1998 Ron Paul 125:25
Yes, the President’s tawdry affair and the acceptance of it to a large degree by the American people is not a good sign for us as a nation. But, let’s hope that out of this we have a positive result by recognizing the public’s rejection of the snooping actions of Big Brother. Let’s hope there’s a renewed interest in the Constitution and that Congress pays a lot more attention to it on a daily basis especially when it comes to waging war.

1998 Ron Paul 125:26
The fact that President Clinton will most likely escape removal from office I find less offensive than the Congress’s and the media’s lack of interest in dealing with the serious charges of flagrant abuse of power, threatening political revenge, issuing unconstitutional Executive Orders, sacrificing U.S. sovereignty to world government, bribery, and illegal acts of war, along with the routine flaunting of the constitutional restraints that were placed there to keep our government small and limited in scope.
Note:

1998 Ron Paul 125:3 over concentrated probably should be hyphenated: over-concentrated.

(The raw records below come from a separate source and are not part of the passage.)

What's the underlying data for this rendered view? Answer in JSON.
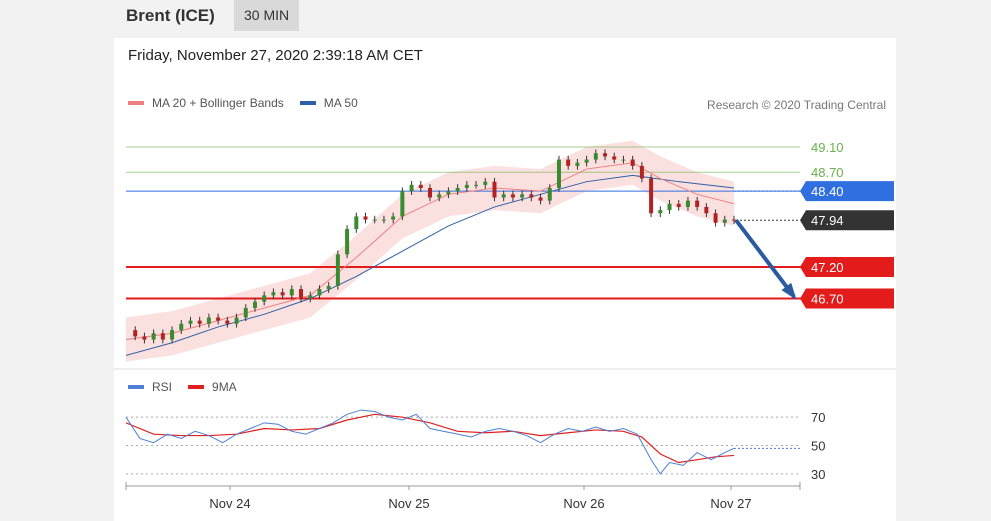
{
  "header": {
    "instrument": "Brent (ICE)",
    "timeframe": "30 MIN"
  },
  "datetime": "Friday, November 27, 2020 2:39:18 AM CET",
  "legend": {
    "ma20": {
      "label": "MA 20 + Bollinger Bands",
      "color": "#f08080"
    },
    "ma50": {
      "label": "MA 50",
      "color": "#2e5fa8"
    }
  },
  "credit": "Research © 2020 Trading Central",
  "rsi_legend": {
    "rsi": {
      "label": "RSI",
      "color": "#4d7fd6"
    },
    "ma9": {
      "label": "9MA",
      "color": "#e02020"
    }
  },
  "colors": {
    "resistance": "#6ab04c",
    "support": "#e31b1b",
    "pivot": "#2f6fe0",
    "current": "#333333"
  },
  "chart_data": [
    {
      "type": "line",
      "name": "price",
      "x_ticks": [
        "Nov 24",
        "Nov 25",
        "Nov 26",
        "Nov 27"
      ],
      "ylim": [
        45.6,
        49.4
      ],
      "levels": [
        {
          "label": "49.10",
          "value": 49.1,
          "kind": "resistance"
        },
        {
          "label": "48.70",
          "value": 48.7,
          "kind": "resistance"
        },
        {
          "label": "48.40",
          "value": 48.4,
          "kind": "pivot"
        },
        {
          "label": "47.94",
          "value": 47.94,
          "kind": "current"
        },
        {
          "label": "47.20",
          "value": 47.2,
          "kind": "support"
        },
        {
          "label": "46.70",
          "value": 46.7,
          "kind": "support"
        }
      ],
      "price_path": [
        [
          0,
          46.2
        ],
        [
          2,
          46.1
        ],
        [
          4,
          46.05
        ],
        [
          6,
          46.15
        ],
        [
          8,
          46.05
        ],
        [
          10,
          46.2
        ],
        [
          12,
          46.3
        ],
        [
          14,
          46.35
        ],
        [
          16,
          46.3
        ],
        [
          18,
          46.4
        ],
        [
          20,
          46.35
        ],
        [
          22,
          46.3
        ],
        [
          24,
          46.4
        ],
        [
          26,
          46.55
        ],
        [
          28,
          46.65
        ],
        [
          30,
          46.75
        ],
        [
          32,
          46.8
        ],
        [
          34,
          46.75
        ],
        [
          36,
          46.85
        ],
        [
          38,
          46.7
        ],
        [
          40,
          46.75
        ],
        [
          42,
          46.85
        ],
        [
          44,
          46.9
        ],
        [
          46,
          47.4
        ],
        [
          48,
          47.8
        ],
        [
          50,
          48.0
        ],
        [
          52,
          47.95
        ],
        [
          54,
          47.95
        ],
        [
          56,
          47.95
        ],
        [
          58,
          48.0
        ],
        [
          60,
          48.4
        ],
        [
          62,
          48.5
        ],
        [
          64,
          48.45
        ],
        [
          66,
          48.3
        ],
        [
          68,
          48.35
        ],
        [
          70,
          48.4
        ],
        [
          72,
          48.45
        ],
        [
          74,
          48.5
        ],
        [
          76,
          48.5
        ],
        [
          78,
          48.55
        ],
        [
          80,
          48.3
        ],
        [
          82,
          48.35
        ],
        [
          84,
          48.3
        ],
        [
          86,
          48.35
        ],
        [
          88,
          48.3
        ],
        [
          90,
          48.25
        ],
        [
          92,
          48.45
        ],
        [
          94,
          48.9
        ],
        [
          96,
          48.8
        ],
        [
          98,
          48.85
        ],
        [
          100,
          48.9
        ],
        [
          102,
          49.0
        ],
        [
          104,
          48.95
        ],
        [
          106,
          48.9
        ],
        [
          108,
          48.9
        ],
        [
          110,
          48.8
        ],
        [
          112,
          48.6
        ],
        [
          114,
          48.05
        ],
        [
          116,
          48.1
        ],
        [
          118,
          48.2
        ],
        [
          120,
          48.15
        ],
        [
          122,
          48.25
        ],
        [
          124,
          48.15
        ],
        [
          126,
          48.05
        ],
        [
          128,
          47.9
        ],
        [
          130,
          47.95
        ],
        [
          132,
          47.94
        ]
      ],
      "ma50_path": [
        [
          0,
          45.8
        ],
        [
          10,
          46.0
        ],
        [
          20,
          46.25
        ],
        [
          30,
          46.45
        ],
        [
          40,
          46.7
        ],
        [
          50,
          47.05
        ],
        [
          60,
          47.45
        ],
        [
          70,
          47.85
        ],
        [
          80,
          48.15
        ],
        [
          90,
          48.35
        ],
        [
          100,
          48.55
        ],
        [
          110,
          48.65
        ],
        [
          120,
          48.55
        ],
        [
          132,
          48.45
        ]
      ],
      "ma20_path": [
        [
          0,
          46.05
        ],
        [
          10,
          46.15
        ],
        [
          20,
          46.35
        ],
        [
          30,
          46.55
        ],
        [
          40,
          46.75
        ],
        [
          50,
          47.35
        ],
        [
          60,
          48.0
        ],
        [
          70,
          48.35
        ],
        [
          80,
          48.45
        ],
        [
          90,
          48.4
        ],
        [
          100,
          48.75
        ],
        [
          110,
          48.85
        ],
        [
          116,
          48.6
        ],
        [
          124,
          48.35
        ],
        [
          132,
          48.2
        ]
      ],
      "forecast": {
        "from": 47.94,
        "to": 46.7
      }
    },
    {
      "type": "line",
      "name": "RSI",
      "ylim": [
        20,
        80
      ],
      "levels": [
        70,
        50,
        30
      ],
      "rsi_path": [
        [
          0,
          70
        ],
        [
          3,
          55
        ],
        [
          6,
          52
        ],
        [
          9,
          58
        ],
        [
          12,
          55
        ],
        [
          15,
          60
        ],
        [
          18,
          57
        ],
        [
          21,
          52
        ],
        [
          24,
          58
        ],
        [
          27,
          62
        ],
        [
          30,
          66
        ],
        [
          33,
          65
        ],
        [
          36,
          60
        ],
        [
          39,
          58
        ],
        [
          42,
          62
        ],
        [
          45,
          66
        ],
        [
          48,
          72
        ],
        [
          51,
          75
        ],
        [
          54,
          74
        ],
        [
          57,
          70
        ],
        [
          60,
          68
        ],
        [
          63,
          72
        ],
        [
          66,
          62
        ],
        [
          69,
          60
        ],
        [
          72,
          58
        ],
        [
          75,
          56
        ],
        [
          78,
          60
        ],
        [
          81,
          62
        ],
        [
          84,
          60
        ],
        [
          87,
          57
        ],
        [
          90,
          52
        ],
        [
          93,
          58
        ],
        [
          96,
          62
        ],
        [
          99,
          60
        ],
        [
          102,
          63
        ],
        [
          105,
          60
        ],
        [
          108,
          62
        ],
        [
          111,
          58
        ],
        [
          114,
          40
        ],
        [
          116,
          30
        ],
        [
          118,
          38
        ],
        [
          121,
          36
        ],
        [
          124,
          45
        ],
        [
          127,
          40
        ],
        [
          130,
          45
        ],
        [
          132,
          48
        ]
      ],
      "ma9_path": [
        [
          0,
          66
        ],
        [
          6,
          58
        ],
        [
          12,
          57
        ],
        [
          18,
          57
        ],
        [
          24,
          58
        ],
        [
          30,
          62
        ],
        [
          36,
          61
        ],
        [
          42,
          62
        ],
        [
          48,
          68
        ],
        [
          54,
          72
        ],
        [
          60,
          70
        ],
        [
          66,
          66
        ],
        [
          72,
          60
        ],
        [
          78,
          59
        ],
        [
          84,
          60
        ],
        [
          90,
          57
        ],
        [
          96,
          59
        ],
        [
          102,
          61
        ],
        [
          108,
          60
        ],
        [
          112,
          56
        ],
        [
          116,
          44
        ],
        [
          120,
          38
        ],
        [
          124,
          40
        ],
        [
          128,
          42
        ],
        [
          132,
          43
        ]
      ]
    }
  ]
}
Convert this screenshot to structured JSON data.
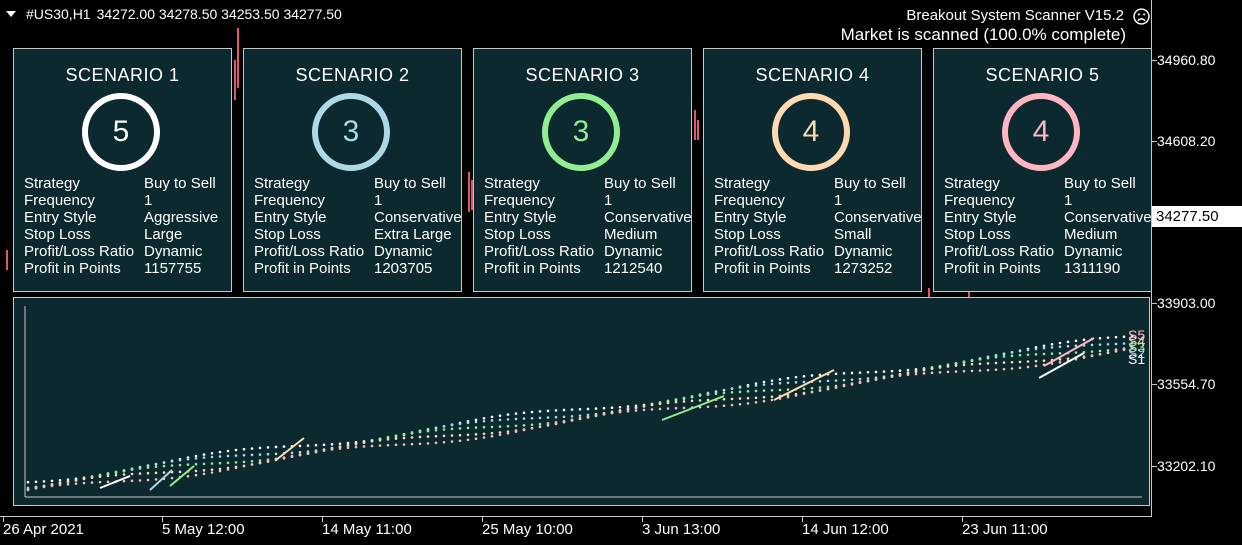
{
  "symbol": {
    "name": "#US30,H1",
    "ohlc": "34272.00 34278.50 34253.50 34277.50"
  },
  "header": {
    "title": "Breakout System Scanner V15.2",
    "status": "Market is scanned (100.0% complete)"
  },
  "price_axis": {
    "labels": [
      "34960.80",
      "34608.20",
      "34277.50",
      "33903.00",
      "33554.70",
      "33202.10"
    ],
    "current": "34277.50"
  },
  "time_axis": {
    "labels": [
      "26 Apr 2021",
      "5 May 12:00",
      "14 May 11:00",
      "25 May 10:00",
      "3 Jun 13:00",
      "14 Jun 12:00",
      "23 Jun 11:00"
    ]
  },
  "row_labels": [
    "Strategy",
    "Frequency",
    "Entry Style",
    "Stop Loss",
    "Profit/Loss Ratio",
    "Profit in Points"
  ],
  "scenarios": [
    {
      "title": "SCENARIO 1",
      "count": "5",
      "color": "#ffffff",
      "strategy": "Buy to Sell",
      "frequency": "1",
      "entry": "Aggressive",
      "stop": "Large",
      "ratio": "Dynamic",
      "profit": "1157755"
    },
    {
      "title": "SCENARIO 2",
      "count": "3",
      "color": "#add8e6",
      "strategy": "Buy to Sell",
      "frequency": "1",
      "entry": "Conservative",
      "stop": "Extra Large",
      "ratio": "Dynamic",
      "profit": "1203705"
    },
    {
      "title": "SCENARIO 3",
      "count": "3",
      "color": "#90ee90",
      "strategy": "Buy to Sell",
      "frequency": "1",
      "entry": "Conservative",
      "stop": "Medium",
      "ratio": "Dynamic",
      "profit": "1212540"
    },
    {
      "title": "SCENARIO 4",
      "count": "4",
      "color": "#ffdab0",
      "strategy": "Buy to Sell",
      "frequency": "1",
      "entry": "Conservative",
      "stop": "Small",
      "ratio": "Dynamic",
      "profit": "1273252"
    },
    {
      "title": "SCENARIO 5",
      "count": "4",
      "color": "#ffb6c1",
      "strategy": "Buy to Sell",
      "frequency": "1",
      "entry": "Conservative",
      "stop": "Medium",
      "ratio": "Dynamic",
      "profit": "1311190"
    }
  ],
  "equity_labels": [
    "S5",
    "S4",
    "S3",
    "S2",
    "S1"
  ]
}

1998 Ron Paul 125:5 The media and the administration has concentrated probably should be The media and the administration have concentrated

1998 Ron Paul 125:6 constitutional probably should be capitalized: Constitutional.

1998 Ron Paul 125:18 Let’s declare a victory in despite of the mess we’re in. probably should be Let’s declare a victory in spite of the mess we’re in.

1998 Ron Paul 125:22 the now current war probably should be hyphenated: the now-current war.

1998 Ron Paul 125:26 constitutional probably should be capitalized: Constitutional.